The brand – as useful as a forgotten icon in a neglected museum.
Just 40 years ago, most large companies saw brands as the prime creators of value, but they did not trouble to assess corporate reputation. It did not seem to create or even affect value. Investors focused on share price, profit, turnover; connections were made through stockbrokers, agents and financial media.
The practice of communications was simple, and essentially one-way. Companies, not particularly interactive, did not acknowledge those we now call stakeholders; communications were dominated by direct advertising, brand restatement and old school advocacy agendas. They were content to declaim, but rarely to discuss or debate issues of substance with external observers and commentators (unless they had to, for example at quarterly reports).
The environment has changed radically since then.

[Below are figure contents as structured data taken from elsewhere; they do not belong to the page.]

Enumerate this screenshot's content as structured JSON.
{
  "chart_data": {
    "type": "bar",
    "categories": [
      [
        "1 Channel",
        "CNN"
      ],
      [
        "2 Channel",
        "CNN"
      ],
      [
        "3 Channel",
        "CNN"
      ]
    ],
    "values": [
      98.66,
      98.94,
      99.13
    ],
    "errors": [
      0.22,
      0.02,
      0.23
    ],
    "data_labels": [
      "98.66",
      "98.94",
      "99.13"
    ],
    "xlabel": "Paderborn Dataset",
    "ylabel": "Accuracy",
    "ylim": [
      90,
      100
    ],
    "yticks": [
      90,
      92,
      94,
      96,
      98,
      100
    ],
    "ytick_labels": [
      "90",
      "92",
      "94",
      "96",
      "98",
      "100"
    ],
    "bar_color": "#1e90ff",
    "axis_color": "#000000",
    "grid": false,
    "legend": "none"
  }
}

Corporate reputation now sets a challenging target for public favourability and raises the standard for genuine corporate responsibility in a way that the brand cannot. For the brand has no arms other than the livery, no legs other than the PR roll out, and no voice except advertising and other outdated one way communications. A brand is only the talk, never the walk.
Reputation is now carved into the pillars of corporate culture. And people’s expectations of companies’ public policy agendas are changing. These expectations are now based on the insight that the value of a company, even to financial investors, is expressed also by its reputation, rather than only by its revenue or its sales. Another way of putting this is that reputation has become one of the primary generators of corporate value where once it was completely irrelevant. A clear public demonstration of a good corporate reputation has become a significant responsibility in itself, and is now close to becoming a due diligence requirement.
The creation of value is to be found at the heart of these new relationships. Today’s new companies and entrepreneurs are leading the way in creating new communications and stakeholder networks by harnessing the power of new media and imaginative capacity building through social and relationship marketing. The brand is shrinking in proportion as the need builds to listen more and talk less.
The function of the brand is therefore changing in response to a media environment that has become almost completely interactive. Tomorrow’s brand will be cast loose from any single product, sector, category or idea. It can no longer express accurately a product in itself to a customer now spending hours on social media instead of the TV.
The brand is now forced to partner with corporate reputation to better express the corporate identity, mission and purpose. It nearly died because people now care more about earned reputation than bought facade and it’s only still alive because of its incidental and probably temporary role in assisting with the main boardroom task of building and maintaining corporate reputation. Very soon, corporate brands and their proud liveries will become as useful as forgotten icons in the dusty corners of neglected museums.